Im Forum kommentieren

MopedTobias (Marvin)

2020-04-20 10:50:10

"Two weeks" ist immer noch der Wahnsinn.

edegeiler

2020-04-20 09:31:54

Platz 77:

FKA Twigs - LP 1

Rhythmisch anspruchsvolle und verhallte Instrumentals werden mit gehauchten Gesang garniert. Heraus kommt im Wesentlichen Sexmusik für Intellektuelle, aber das braucht es ja auch. 8/10

Edrol

2019-09-13 14:01:23

Klasse Album, obwohl ich es die ersten Tage nach Erscheinen extrem mühsam fand - aber eben doch reizvoll genug es weiter zu versuchen. Und irgendwann fand ich die Platte nur mehr überwältigend.
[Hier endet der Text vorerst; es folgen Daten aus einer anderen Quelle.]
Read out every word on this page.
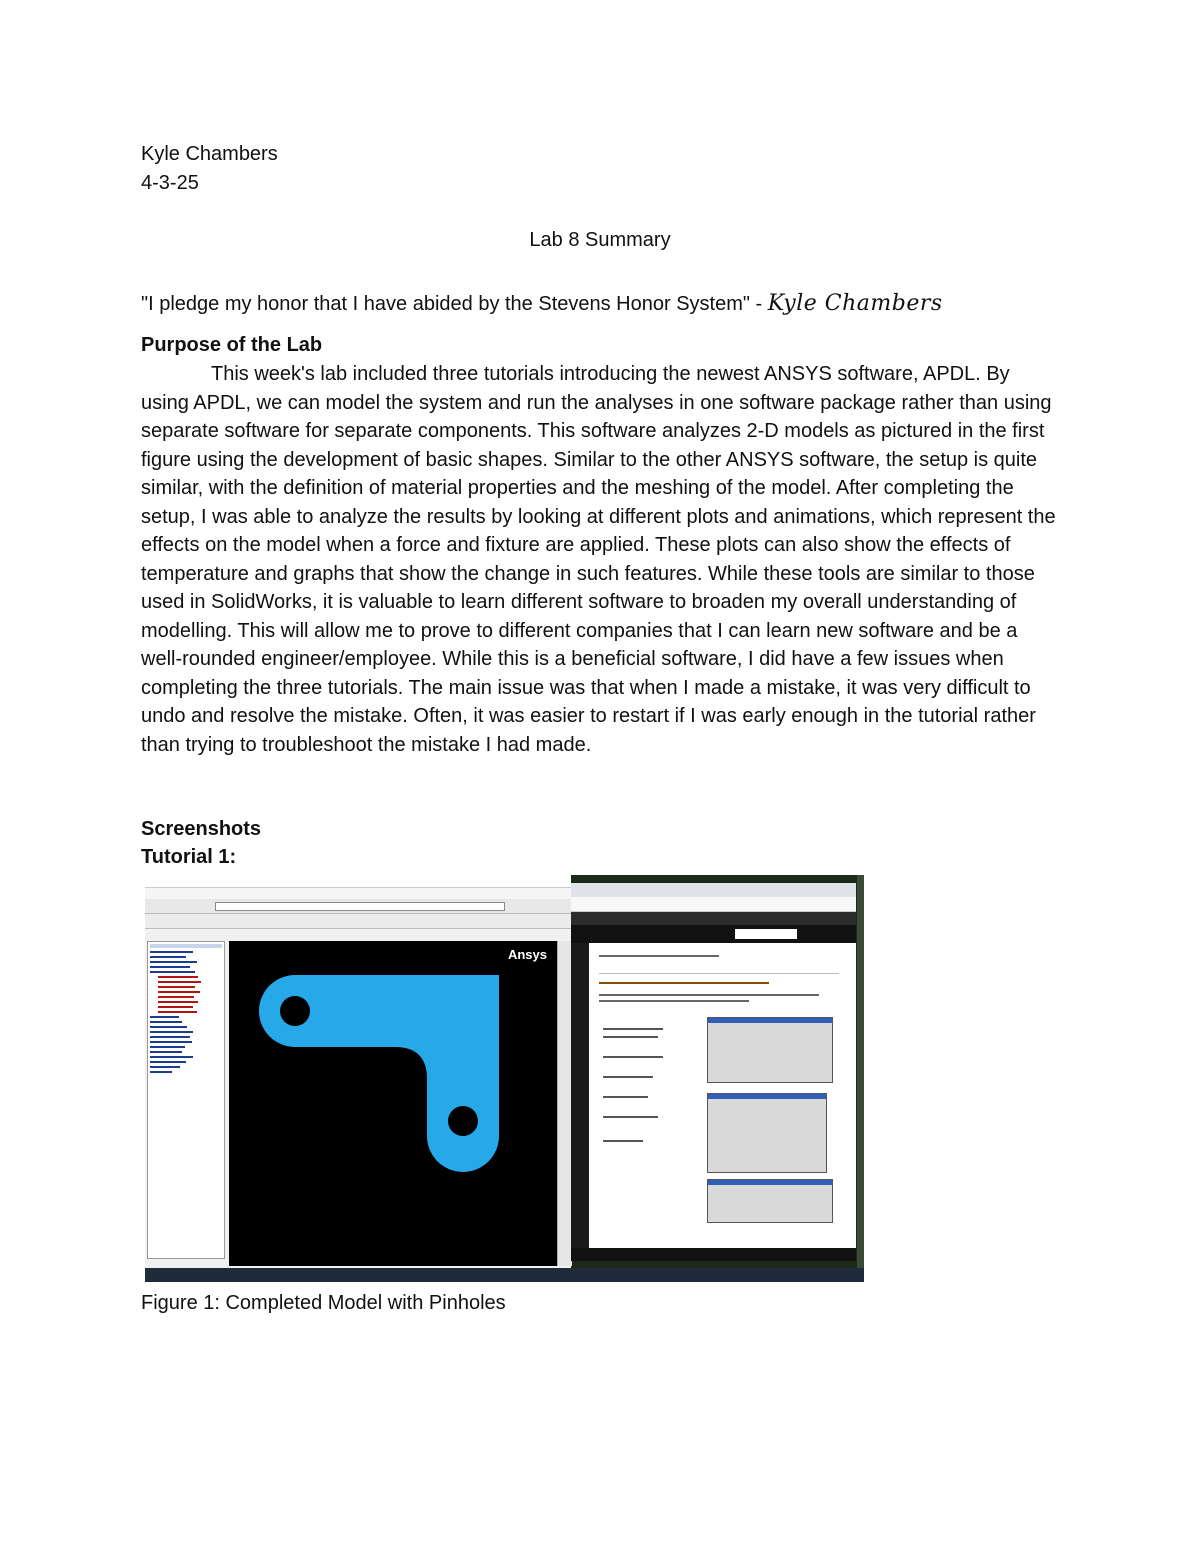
Kyle Chambers
4-3-25
Lab 8 Summary
"I pledge my honor that I have abided by the Stevens Honor System" - Kyle Chambers
Purpose of the Lab

This week's lab included three tutorials introducing the newest ANSYS software, APDL. By using APDL, we can model the system and run the analyses in one software package rather than using separate software for separate components. This software analyzes 2-D models as pictured in the first figure using the development of basic shapes. Similar to the other ANSYS software, the setup is quite similar, with the definition of material properties and the meshing of the model. After completing the setup, I was able to analyze the results by looking at different plots and animations, which represent the effects on the model when a force and fixture are applied. These plots can also show the effects of temperature and graphs that show the change in such features. While these tools are similar to those used in SolidWorks, it is valuable to learn different software to broaden my overall understanding of modelling. This will allow me to prove to different companies that I can learn new software and be a well-rounded engineer/employee. While this is a beneficial software, I did have a few issues when completing the three tutorials. The main issue was that when I made a mistake, it was very difficult to undo and resolve the mistake. Often, it was easier to restart if I was early enough in the tutorial rather than trying to troubleshoot the mistake I had made.

Screenshots
Tutorial 1:
Ansys
Figure 1: Completed Model with Pinholes
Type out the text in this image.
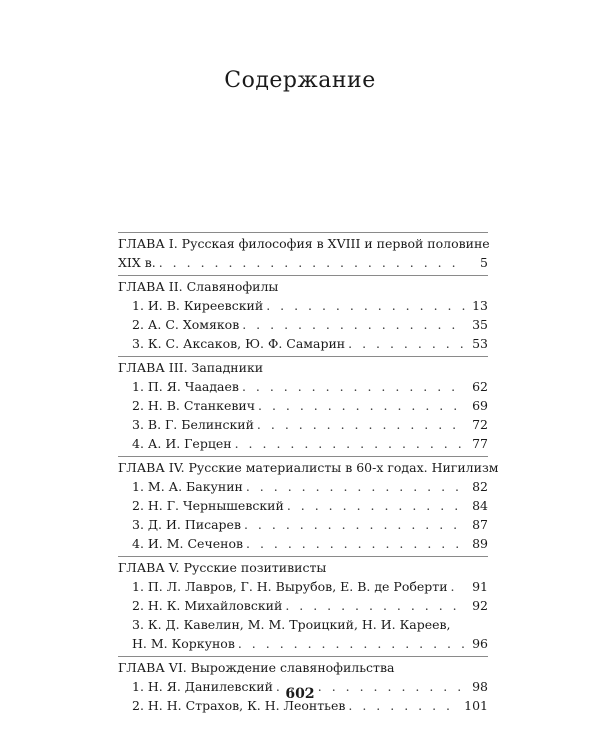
Содержание
ГЛАВА I. Русская философия в XVIII и первой половине
XIX в. . . .	5
ГЛАВА II. Славянофилы
1. И. В. Киреевский . . .	13
2. А. С. Хомяков . . .	35
3. К. С. Аксаков, Ю. Ф. Самарин . . .	53
ГЛАВА III. Западники
1. П. Я. Чаадаев . . .	62
2. Н. В. Станкевич . . .	69
3. В. Г. Белинский . . .	72
4. А. И. Герцен . . .	77
ГЛАВА IV. Русские материалисты в 60-х годах. Нигилизм
1. М. А. Бакунин . . .	82
2. Н. Г. Чернышевский . . .	84
3. Д. И. Писарев . . .	87
4. И. М. Сеченов . . .	89
ГЛАВА V. Русские позитивисты
1. П. Л. Лавров, Г. Н. Вырубов, Е. В. де Роберти . . .	91
2. Н. К. Михайловский . . .	92
3. К. Д. Кавелин, М. М. Троицкий, Н. И. Кареев,
Н. М. Коркунов . . .	96
ГЛАВА VI. Вырождение славянофильства
1. Н. Я. Данилевский . . .	98
2. Н. Н. Страхов, К. Н. Леонтьев . . .	101
602
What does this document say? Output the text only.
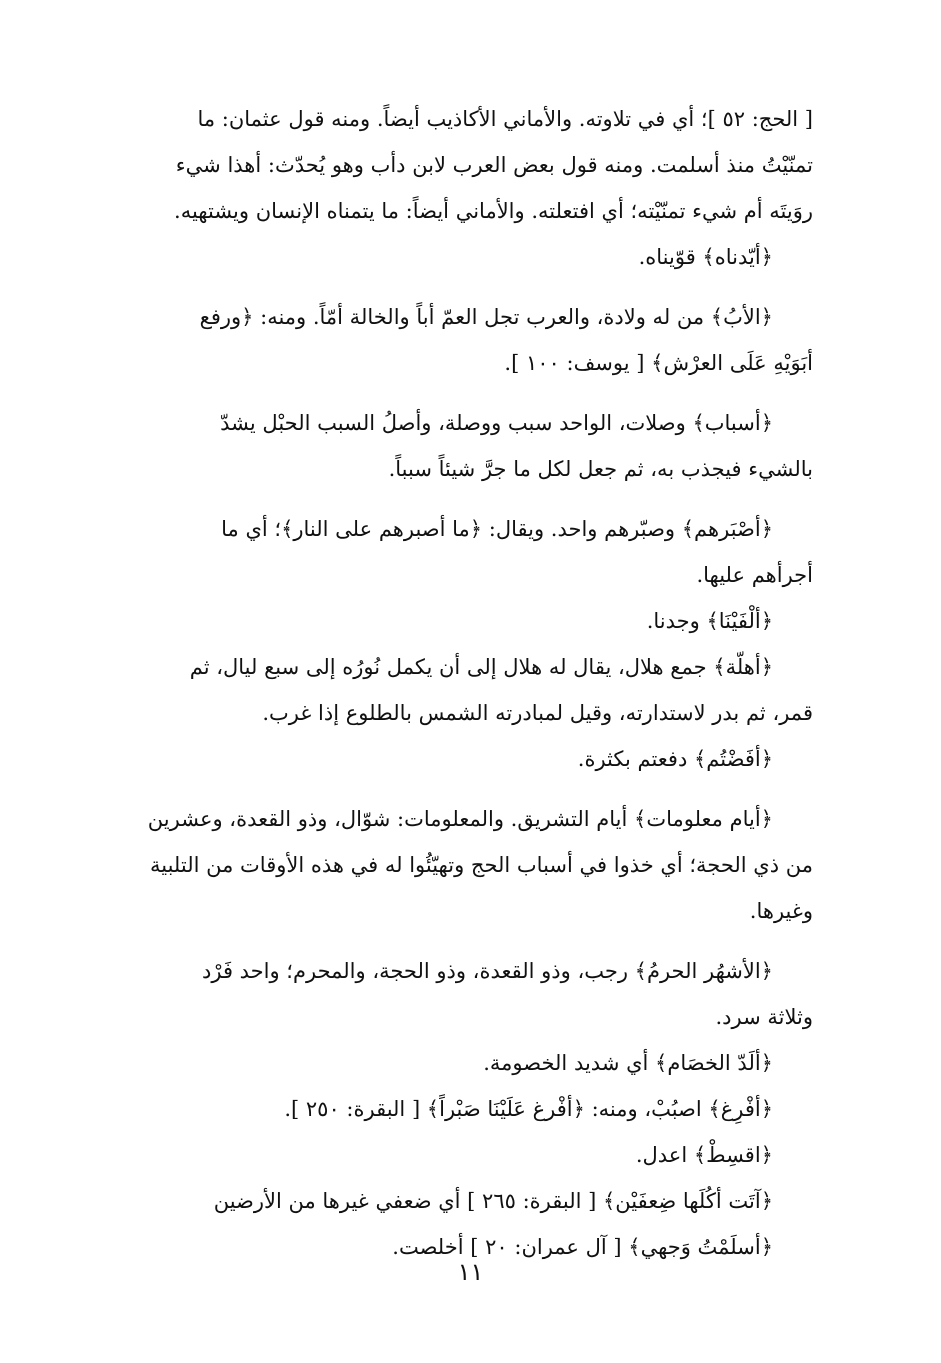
[ الحج: ٥٢ ]؛ أي في تلاوته. والأماني الأكاذيب أيضاً. ومنه قول عثمان: ما
تمنّيْتُ منذ أسلمت. ومنه قول بعض العرب لابن دأب وهو يُحدّث: أهذا شيء
روَيتَه أم شيء تمنّيْته؛ أي افتعلته. والأماني أيضاً: ما يتمناه الإنسان ويشتهيه.
﴿أيّدناه﴾ قوّيناه.
﴿الأبُ﴾ من له ولادة، والعرب تجل العمّ أباً والخالة أمّاً. ومنه: ﴿ورفع
أبَوَيْهِ عَلَى العرْش﴾ [ يوسف: ١٠٠ ].
﴿أسباب﴾ وصلات، الواحد سبب ووصلة، وأصلُ السبب الحبْل يشدّ
بالشيء فيجذب به، ثم جعل لكل ما جرَّ شيئاً سبباً.
﴿أصْبَرهم﴾ وصبّرهم واحد. ويقال: ﴿ما أصبرهم على النار﴾؛ أي ما
أجرأهم عليها.
﴿ألْفَيْنَا﴾ وجدنا.
﴿أهلّة﴾ جمع هلال، يقال له هلال إلى أن يكمل نُورُه إلى سبع ليال، ثم
قمر، ثم بدر لاستدارته، وقيل لمبادرته الشمس بالطلوع إذا غرب.
﴿أفَضْتُم﴾ دفعتم بكثرة.
﴿أيام معلومات﴾ أيام التشريق. والمعلومات: شوّال، وذو القعدة، وعشرين
من ذي الحجة؛ أي خذوا في أسباب الحج وتهيّئُوا له في هذه الأوقات من التلبية
وغيرها.
﴿الأشهُر الحرمُ﴾ رجب، وذو القعدة، وذو الحجة، والمحرم؛ واحد فَرْد
وثلاثة سرد.
﴿ألَدّ الخصَام﴾ أي شديد الخصومة.
﴿أفْرِغ﴾ اصبُبْ، ومنه: ﴿أفْرغ عَلَيْنَا صَبْراً﴾ [ البقرة: ٢٥٠ ].
﴿اقسِطْ﴾ اعدل.
﴿آتَت أكُلَها ضِعفَيْن﴾ [ البقرة: ٢٦٥ ] أي ضعفي غيرها من الأرضين
﴿أسلَمْتُ وَجهي﴾ [ آل عمران: ٢٠ ] أخلصت.
١١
Mit "Two Weeks" ist ein wahrer Übersong drauf.

Preface: 8
Lights On: 9
Two Weeks: 10
Hours: 8
Pendulum: 8
Video Girl: 10
Number: 9
Closer: 9
Give Up: 9
Kicks: 9

Sehr gute 9/10 und klar in meinen Top 10 der 10er-Jahre.

Mr Right

2019-05-01 05:23:28

Musik muss man hören UND sehen!!!111einself

saihttam

2019-05-01 01:07:05

Interessanter Song! Viel karger als erwartet, dennoch kommt die für ihre Songs typische Spannung auf. Freue mich auf jeden Fall auf ein neues Album.